TREB reported 7,492 sales through MLS in October 2018 in the Greater Toronto Area, a 6-per-cent increase year over year. At the same time. The average property price rose 3.5 per cent to $807,340.
Less Choice for Buyers
TREB expects prices to continue to rise in the future because inventory is so low and sellers are slow to list their homes – new listings softened 2.7 per cent to just 14,431.
“Annual sales growth has outstripped annual growth in new listings for the last five months, underpinning the fact that listings supply remains an issue in the Greater Toronto Area,” said Jason Mercer, director of market analysis for TREB. “While the OSFI stress test and higher borrowing costs have kept sales below 2016’s record pace, many households in the Greater Toronto Area remain upbeat on home ownership as a quality long-term investment.”
Slowing Demand Remains a Risk
The only thing that may deter the Toronto’s housing market’s seemingly unstoppable rise is slowing demand. A large factor behind this is shrinking mortgage affordability, as rising interest rates squeeze buyers’ budgets.
The Bank of Canada has already raised rates five times since last year, with the most recent increase in October. It’s too early to see if that has had any impact on sales, but it’s unlikely seeing as borrowing rates are still below 3.5 per cent, which low compared to the historical average. However, the Bank of Canada has indicated they will continue to raise rates in the near-future. Should interest rates rise a percentage point or more that will add hundreds of dollars of extra carrying costs to a monthly mortgage that may deter buyers from purchasing (or force sellers to list).

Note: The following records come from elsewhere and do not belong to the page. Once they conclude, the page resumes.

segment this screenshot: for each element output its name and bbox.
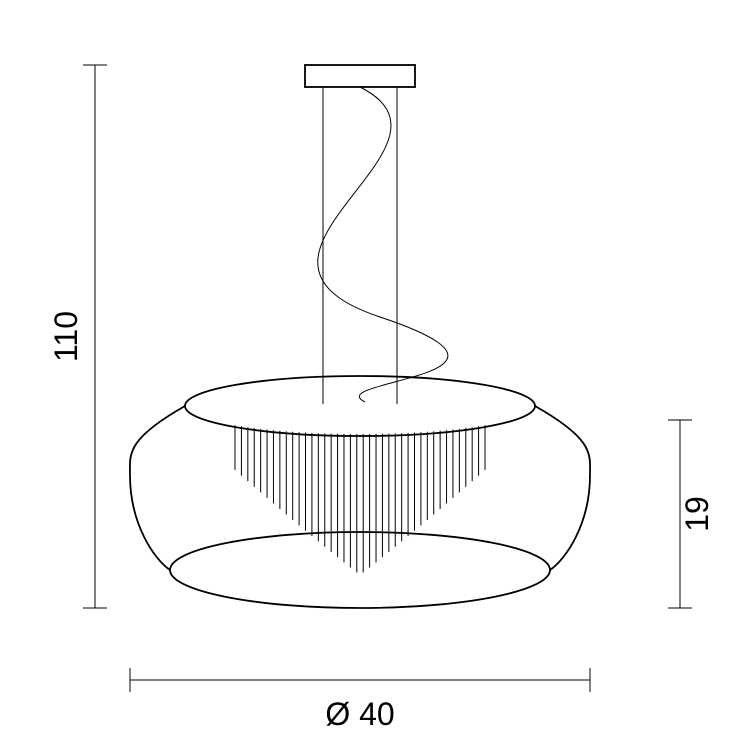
dim-label-height: 110 — [48, 311, 84, 362]
shade-bottom-rim — [170, 532, 550, 608]
dim-label-diameter: Ø 40 — [325, 696, 394, 732]
power-cord — [318, 87, 448, 402]
fringe — [235, 425, 485, 572]
canopy — [305, 65, 415, 87]
dim-label-shade-height: 19 — [679, 496, 715, 532]
shade-top-rim — [185, 376, 535, 436]
lamp-technical-drawing: 110 19 Ø 40 — [0, 0, 750, 750]
shade-profile — [130, 406, 590, 570]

Tougher Mortgage Hurdles to Come
OSFI, the federal banking regulator, instituted a stress test this year for just that reason: they wanted to make sure buyers could afford carrying costs even if mortgage rates rise 2 percentage points.
At the same time, it may make it almost impossible for future prospective buyers to purchase homes for sale in Toronto if interest rates rise 2 percentage points andthey have to qualify for an extra 2 percentage points on top of that.

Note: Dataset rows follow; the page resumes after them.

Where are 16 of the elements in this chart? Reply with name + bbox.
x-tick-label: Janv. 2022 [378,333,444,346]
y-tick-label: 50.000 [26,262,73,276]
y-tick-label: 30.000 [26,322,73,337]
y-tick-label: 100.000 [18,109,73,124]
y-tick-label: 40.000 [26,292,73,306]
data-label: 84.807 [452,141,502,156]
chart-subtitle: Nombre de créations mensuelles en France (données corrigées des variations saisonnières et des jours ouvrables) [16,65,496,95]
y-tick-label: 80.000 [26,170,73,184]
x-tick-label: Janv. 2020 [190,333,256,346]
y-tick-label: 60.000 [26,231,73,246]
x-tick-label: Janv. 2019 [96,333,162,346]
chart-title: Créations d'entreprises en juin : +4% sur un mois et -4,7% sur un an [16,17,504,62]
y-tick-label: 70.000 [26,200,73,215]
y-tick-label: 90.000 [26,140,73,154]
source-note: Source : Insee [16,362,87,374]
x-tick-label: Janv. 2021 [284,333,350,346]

Still, although in theory higher interest rates should reduce demand and force prices to lower, there are many ways to get around this. Many buyers, such as foreign buyers and boomers with liquid assets , can pay cash and avoid interest rates altogether and residential buyers can avoid the stress-test by borrowing from a credit union. Therefore, even higher-carrying costs likely won’t make prices drop.
One option for buyers in this situation is to leave Toronto altogether. Head to lower-priced regions with stable economic opportunities like Hamilton, or check out Kitchener real estate.
Another option is to choose high-density property like condo units, which remain the most affordable housing option at an average of $562,523 this October.
Either way, don’t hold out for a crash in the near-future because the current data only supports an escalating market.